Olavo de Carvalho
Zero Hora, 21 de setembro de 2003
Quando a mídia começou a gotejar veneno contra o novo regime instalado no Brasil em 1964, políticos preocupados foram procurar o marechal Humberto Castello para lhe sugerir a criação de uma agência oficial de divulgação, encarregada de corrigir o noticiário.
Castello recusou a sugestão, esbravejando que, enquanto fosse presidente, não permitiria uma reencarnação do DIP — o famigerado Departamento de Imprensa e Propaganda da ditadura Vargas.
Pois o que agora o governo Lula está montando é bem pior do que isso.
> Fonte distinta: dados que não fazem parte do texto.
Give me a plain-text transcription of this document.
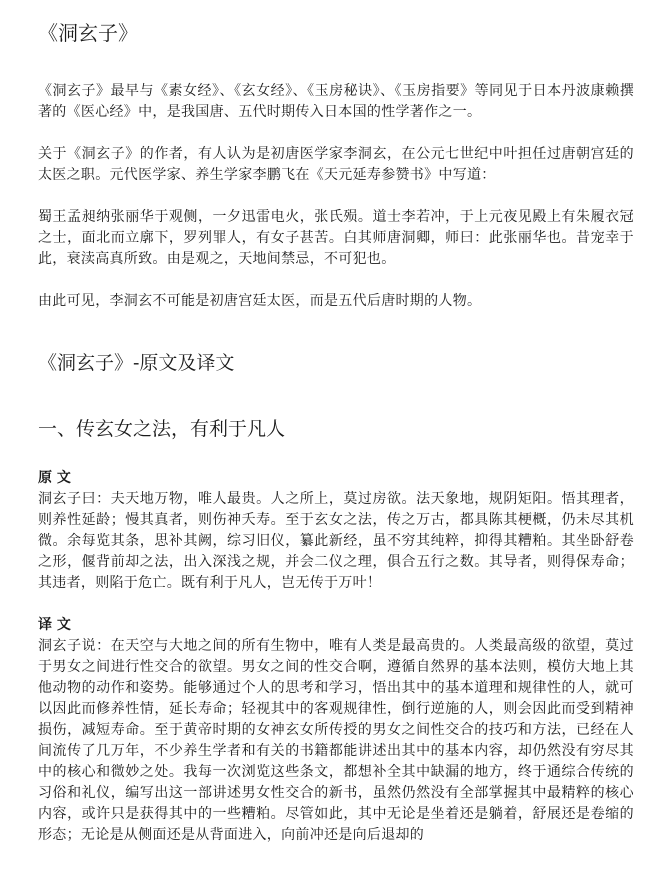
《洞玄子》

《洞玄子》最早与《素女经》、《玄女经》、《玉房秘诀》、《玉房指要》等同见于日本丹波康赖撰著的《医心经》中，是我国唐、五代时期传入日本国的性学著作之一。

关于《洞玄子》的作者，有人认为是初唐医学家李洞玄，在公元七世纪中叶担任过唐朝宫廷的太医之职。元代医学家、养生学家李鹏飞在《天元延寿参赞书》中写道：

蜀王孟昶纳张丽华于观侧，一夕迅雷电火，张氏殒。道士李若冲，于上元夜见殿上有朱履衣冠之士，面北而立廓下，罗列罪人，有女子甚苦。白其师唐洞卿，师曰：此张丽华也。昔宠幸于此，衰渎高真所致。由是观之，天地间禁忌，不可犯也。

由此可见，李洞玄不可能是初唐宫廷太医，而是五代后唐时期的人物。

《洞玄子》-原文及译文
一、传玄女之法，有利于凡人
原 文

洞玄子曰：夫天地万物，唯人最贵。人之所上，莫过房欲。法天象地，规阴矩阳。悟其理者，则养性延龄；慢其真者，则伤神夭寿。至于玄女之法，传之万古，都具陈其梗概，仍未尽其机微。余每览其条，思补其阙，综习旧仪，纂此新经，虽不穷其纯粹，抑得其糟粕。其坐卧舒卷之形，偃背前却之法，出入深浅之规，并会二仪之理，俱合五行之数。其导者，则得保寿命；其违者，则陷于危亡。既有利于凡人，岂无传于万叶！

译 文

洞玄子说：在天空与大地之间的所有生物中，唯有人类是最高贵的。人类最高级的欲望，莫过于男女之间进行性交合的欲望。男女之间的性交合啊，遵循自然界的基本法则，模仿大地上其他动物的动作和姿势。能够通过个人的思考和学习，悟出其中的基本道理和规律性的人，就可以因此而修养性情，延长寿命；轻视其中的客观规律性，倒行逆施的人，则会因此而受到精神损伤，减短寿命。至于黄帝时期的女神玄女所传授的男女之间性交合的技巧和方法，已经在人间流传了几万年，不少养生学者和有关的书籍都能讲述出其中的基本内容，却仍然没有穷尽其中的核心和微妙之处。我每一次浏览这些条文，都想补全其中缺漏的地方，终于通综合传统的习俗和礼仪，编写出这一部讲述男女性交合的新书，虽然仍然没有全部掌握其中最精粹的核心内容，或许只是获得其中的一些糟粕。尽管如此，其中无论是坐着还是躺着，舒展还是卷缩的形态；无论是从侧面还是从背面进入，向前冲还是向后退却的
O repórter João Domingos, em O Estado de S. Paulo de 14 de setembro, informa:
“Com 1.150 funcionários, ao custo de R$ 90 milhões por ano na Radiobrás e um sistema de pronta resposta e de correção das notícias ‘equivocadas’, o governo está adotando uma nova estrutura de comunicação com pretensões que vão além do mero aperfeiçoamento da máquina de divulgação oficial. Trata-se de um projeto montado para alcançar – com noticiário oficial e gratuito – um público estimado em 100 milhões de pessoas em todo o País. A operação resulta num agigantamento do noticiário oficial, jamais atingido nem durante ditaduras como a de Getúlio Vargas, em que tudo era controlado pelo célebre DIP. ‘É o DIP do século 21’, escandaliza-se o ex-deputado Prisco Viana, político que testemunhou meio século de ditaduras.”
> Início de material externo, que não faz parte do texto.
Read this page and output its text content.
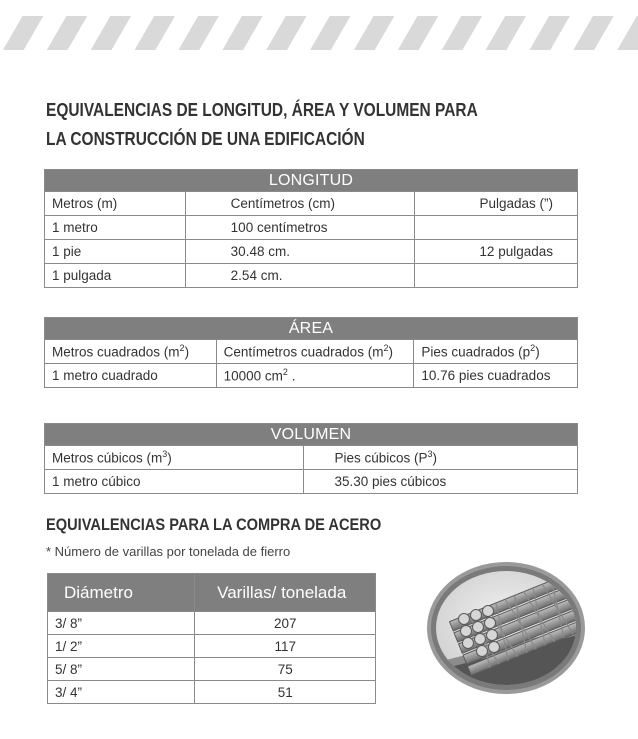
EQUIVALENCIAS DE LONGITUD, ÁREA Y VOLUMEN PARA
LA CONSTRUCCIÓN DE UNA EDIFICACIÓN
LONGITUD		
Metros (m)	Centímetros (cm)	Pulgadas (”)
1 metro	100 centímetros	
1 pie	30.48 cm.	12 pulgadas
1 pulgada	2.54 cm.	
ÁREA		
Metros cuadrados $(m^2)$	Centímetros cuadrados $(m^2)$	Pies cuadrados $(p^2)$
1 metro cuadrado	10000 $cm^2$ .	10.76 pies cuadrados
VOLUMEN	
Metros cúbicos $(m^3)$	Pies cúbicos $(P^3)$
1 metro cúbico	35.30 pies cúbicos
EQUIVALENCIAS PARA LA COMPRA DE ACERO
* Número de varillas por tonelada de fierro
Diámetro	Varillas/ tonelada
3/ 8”	207
1/ 2”	117
5/ 8”	75
3/ 4”	51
Ora, Castello estava mesmo acuado pela opinião pública internacional. Se criasse um DIP, poderia ao menos alegar legítima defesa. Mas nem isso sua consciência lhe permitiu.
Já o sr. Lula não se contenta com ser paparicado pela mídia internacional e protegido pela nacional, sem cuja omissão unânime no caso da parceria PT-Farc ele jamais teria sido eleito.
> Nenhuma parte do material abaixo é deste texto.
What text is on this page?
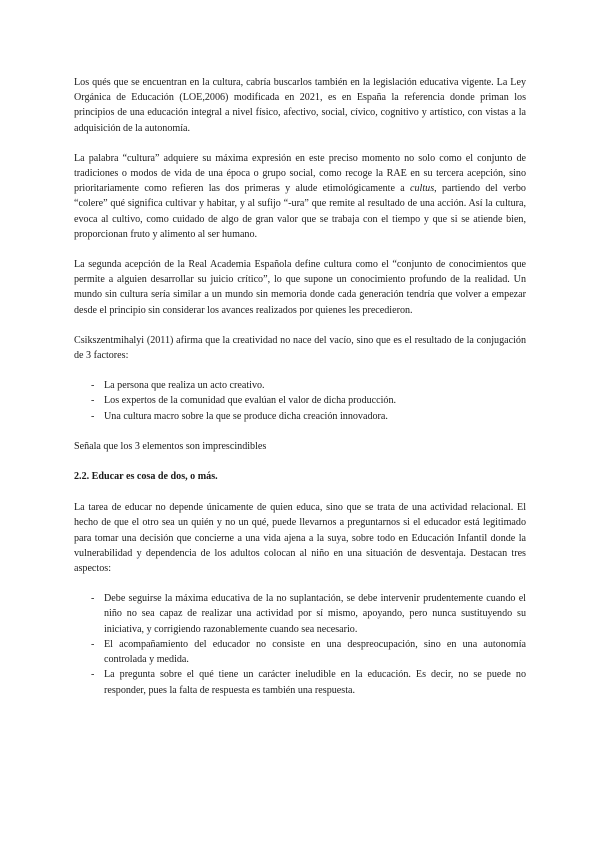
Los qués que se encuentran en la cultura, cabría buscarlos también en la legislación educativa vigente. La Ley Orgánica de Educación (LOE,2006) modificada en 2021, es en España la referencia donde priman los principios de una educación integral a nivel físico, afectivo, social, cívico, cognitivo y artístico, con vistas a la adquisición de la autonomía.

La palabra “cultura” adquiere su máxima expresión en este preciso momento no solo como el conjunto de tradiciones o modos de vida de una época o grupo social, como recoge la RAE en su tercera acepción, sino prioritariamente como refieren las dos primeras y alude etimológicamente a cultus, partiendo del verbo “colere” qué significa cultivar y habitar, y al sufijo “-ura” que remite al resultado de una acción. Así la cultura, evoca al cultivo, como cuidado de algo de gran valor que se trabaja con el tiempo y que si se atiende bien, proporcionan fruto y alimento al ser humano.

La segunda acepción de la Real Academia Española define cultura como el “conjunto de conocimientos que permite a alguien desarrollar su juicio crítico”, lo que supone un conocimiento profundo de la realidad. Un mundo sin cultura sería similar a un mundo sin memoria donde cada generación tendría que volver a empezar desde el principio sin considerar los avances realizados por quienes les precedieron.

Csikszentmihalyi (2011) afirma que la creatividad no nace del vacío, sino que es el resultado de la conjugación de 3 factores:

- La persona que realiza un acto creativo.
- Los expertos de la comunidad que evalúan el valor de dicha producción.
- Una cultura macro sobre la que se produce dicha creación innovadora.

Señala que los 3 elementos son imprescindibles

2.2. Educar es cosa de dos, o más.

La tarea de educar no depende únicamente de quien educa, sino que se trata de una actividad relacional. El hecho de que el otro sea un quién y no un qué, puede llevarnos a preguntarnos si el educador está legitimado para tomar una decisión que concierne a una vida ajena a la suya, sobre todo en Educación Infantil donde la vulnerabilidad y dependencia de los adultos colocan al niño en una situación de desventaja. Destacan tres aspectos:

- Debe seguirse la máxima educativa de la no suplantación, se debe intervenir prudentemente cuando el niño no sea capaz de realizar una actividad por sí mismo, apoyando, pero nunca sustituyendo su iniciativa, y corrigiendo razonablemente cuando sea necesario.
- El acompañamiento del educador no consiste en una despreocupación, sino en una autonomía controlada y medida.
- La pregunta sobre el qué tiene un carácter ineludible en la educación. Es decir, no se puede no responder, pues la falta de respuesta es también una respuesta.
Ele não se contenta com governar um país em que a CUT tem 800 jornalistas na sua folha de pagamentos, o PT um exército de colaboradores em todas as redações, o esquerdismo o monopólio absoluto da mídia cultural, o MST espiões e agentes infiltrados em todos os escalões da administração federal, incluindo Polícia Federal e Forças Armadas, bem como nas principais empresas privadas.
Ele não se contenta com viver num país em que o ensino público se tornou uma máquina de propaganda a serviço da beatificação de Che Guevara, Salvador Allende e Fidel Castro.
Ele não se contenta com governar um país em que as crianças de escola foram maciçamente reduzidas por seus professores a um exército de reseva para engrossar passeatas e gritar slogans governistas, com prêmios para os meninos obedientes e aberta discriminação para os indóceis e recalcitrantes.
Ele não se contenta com governar um país em que dirigentes das Farc podem transitar livremente, sob a proteção do governo, sem sequer ser incomodados com perguntas sobre as duzentas toneladas de cocaína que Fernandinho Beira-Mar disse ter comprado deles para revender no território nacional.
Ele não se contenta com governar um país em que os partidos de oposição nominal foram reduzidos a barganhar uns meses sobrevivência em troca de apoio a medidas que virtualmente garantem sua extinção num futuro nada longínquo.
Ele quer mais.
Se a consciência de Castelo Branco era demasiado rígida para aceitar mais poder do que o mínimo necessário para o exercício do seu mandato, a do sr. Lula é elástica o bastante para acompanhar o crescimento ilimitado — se bem que altamente previsível — do seu desejo de poder.